I was absolutely tickled by Martin’s independence, and by his wise choice: With the food was a cream-filled chocolate cake, which Martin had walked right by to serve himself fresh fruit. I decided to celebrate by offering him a little orange juice. “Sure!” he exclaimed, and then asked if he could pour it by himself, which he did, without spilling a drop.

Who is this boy? Who is this kid who sits with the other children instead of with me, who sings with the chorus, who makes good choices and takes initiative to serve himself? He’s Mr. Independence.

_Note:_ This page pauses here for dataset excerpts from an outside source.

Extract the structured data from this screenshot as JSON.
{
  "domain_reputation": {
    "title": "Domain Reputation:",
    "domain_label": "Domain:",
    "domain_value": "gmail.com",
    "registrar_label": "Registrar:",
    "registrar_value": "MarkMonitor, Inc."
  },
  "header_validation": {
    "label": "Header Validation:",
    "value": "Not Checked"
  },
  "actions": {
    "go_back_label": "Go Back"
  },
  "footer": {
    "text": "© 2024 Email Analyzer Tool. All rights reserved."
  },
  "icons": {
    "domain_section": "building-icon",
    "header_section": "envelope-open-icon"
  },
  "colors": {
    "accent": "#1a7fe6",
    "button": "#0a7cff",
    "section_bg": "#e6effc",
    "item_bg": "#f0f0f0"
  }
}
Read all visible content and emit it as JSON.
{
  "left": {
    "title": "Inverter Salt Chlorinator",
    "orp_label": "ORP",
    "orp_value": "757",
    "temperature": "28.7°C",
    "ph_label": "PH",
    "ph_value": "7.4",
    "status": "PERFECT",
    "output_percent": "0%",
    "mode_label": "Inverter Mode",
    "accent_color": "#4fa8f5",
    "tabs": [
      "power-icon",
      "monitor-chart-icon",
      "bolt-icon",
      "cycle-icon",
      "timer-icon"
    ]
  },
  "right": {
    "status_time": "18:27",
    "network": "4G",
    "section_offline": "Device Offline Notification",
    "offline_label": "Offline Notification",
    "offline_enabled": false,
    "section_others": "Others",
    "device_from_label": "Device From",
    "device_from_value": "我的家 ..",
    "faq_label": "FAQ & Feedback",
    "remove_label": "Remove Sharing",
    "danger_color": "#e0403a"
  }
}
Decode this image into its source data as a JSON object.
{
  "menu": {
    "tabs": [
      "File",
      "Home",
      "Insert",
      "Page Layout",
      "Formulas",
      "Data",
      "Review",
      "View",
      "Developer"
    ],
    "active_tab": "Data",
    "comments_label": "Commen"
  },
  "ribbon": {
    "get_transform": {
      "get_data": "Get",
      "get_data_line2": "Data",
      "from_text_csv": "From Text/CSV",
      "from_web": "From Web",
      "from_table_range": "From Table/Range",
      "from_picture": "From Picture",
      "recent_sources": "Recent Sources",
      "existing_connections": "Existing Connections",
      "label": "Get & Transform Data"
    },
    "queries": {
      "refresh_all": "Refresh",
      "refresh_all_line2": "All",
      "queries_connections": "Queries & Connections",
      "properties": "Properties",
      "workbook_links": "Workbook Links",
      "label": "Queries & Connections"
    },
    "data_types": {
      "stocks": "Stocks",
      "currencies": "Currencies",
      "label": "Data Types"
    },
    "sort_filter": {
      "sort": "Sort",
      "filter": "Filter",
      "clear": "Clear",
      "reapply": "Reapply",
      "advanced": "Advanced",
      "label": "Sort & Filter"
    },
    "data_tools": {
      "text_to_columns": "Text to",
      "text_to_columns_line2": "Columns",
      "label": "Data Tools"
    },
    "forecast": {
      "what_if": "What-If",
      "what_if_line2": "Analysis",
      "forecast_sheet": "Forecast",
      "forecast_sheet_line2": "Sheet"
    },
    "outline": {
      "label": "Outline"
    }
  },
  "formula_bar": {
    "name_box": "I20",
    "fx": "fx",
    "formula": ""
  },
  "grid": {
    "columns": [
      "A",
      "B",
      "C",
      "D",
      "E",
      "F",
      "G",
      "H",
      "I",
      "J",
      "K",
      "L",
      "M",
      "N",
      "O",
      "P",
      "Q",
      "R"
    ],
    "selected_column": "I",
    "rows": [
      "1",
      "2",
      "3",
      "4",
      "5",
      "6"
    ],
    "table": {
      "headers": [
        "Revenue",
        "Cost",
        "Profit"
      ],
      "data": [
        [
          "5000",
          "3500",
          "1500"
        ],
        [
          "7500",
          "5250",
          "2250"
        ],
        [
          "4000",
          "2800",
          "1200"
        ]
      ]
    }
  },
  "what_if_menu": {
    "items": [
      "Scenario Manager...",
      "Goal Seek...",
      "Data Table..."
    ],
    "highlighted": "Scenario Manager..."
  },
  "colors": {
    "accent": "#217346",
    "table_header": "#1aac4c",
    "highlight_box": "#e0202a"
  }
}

He capped the performance Sunday evening, when we went out to eat. At the particular restaurant, Martin can eat the burger (grass-fed beef, with no additives) or the fish cooked in olive oil. He refused to reveal his choice until the waitress came. After I ordered, Martin asked me, “Is it my turn?” Then he looked directly at the waitress and said, “Um, I would like to order a burger, please.” I was about to begin reciting the additional directions when Martin stopped me and said, by himself, “No bread, no bun, please.” The waitress asked, “Would you like cheese?” Martin replied, “No. I can’t have that.” My job was limited to whispering, to the waitress, “Could you substitute steamed broccoli for the French fries?” And we were done.

I don’t use this term much: It was one heck of an FUA day.

*Informative note: In the suburban church we attend (new since we moved), the younger kids don’t stay for the sermon. After the Gospel reading and a short children’s lesson with the pastor, they proceed to the basement for Sunday school and don’t return until the Eucharist. Until last December, I didn’t stay for the sermon, either. I accompanied Martin to Sunday school, to help him participate and make sure he didn’t monopolize attention. One Sunday in December, the Sunday-school teacher, whose own son is recovered from autism, told me, “You don’t need to be down here anymore. We’re fine.” I expressed skepticism, and she said, “Really. Go upstairs. Sit near the back. I’ll send one of the older kids up if we need you.” I made it about ten minutes before I snuck back down and peeked in the door. They were fine. Martin was playing. No chaos.

Since that Sunday, I walk downstairs with Martin if he wants me to—which happens less and less—and then I return to the sermon. Still, I choose a seat on an aisle, near the back, in case the teacher needs me. Once, an older child came upstairs to ask me whether Martin could eat the gummy snacks they were having. He couldn’t, so I whipped a GAPS-compatible brownie out of my purse. That’s the only time I’ve been needed.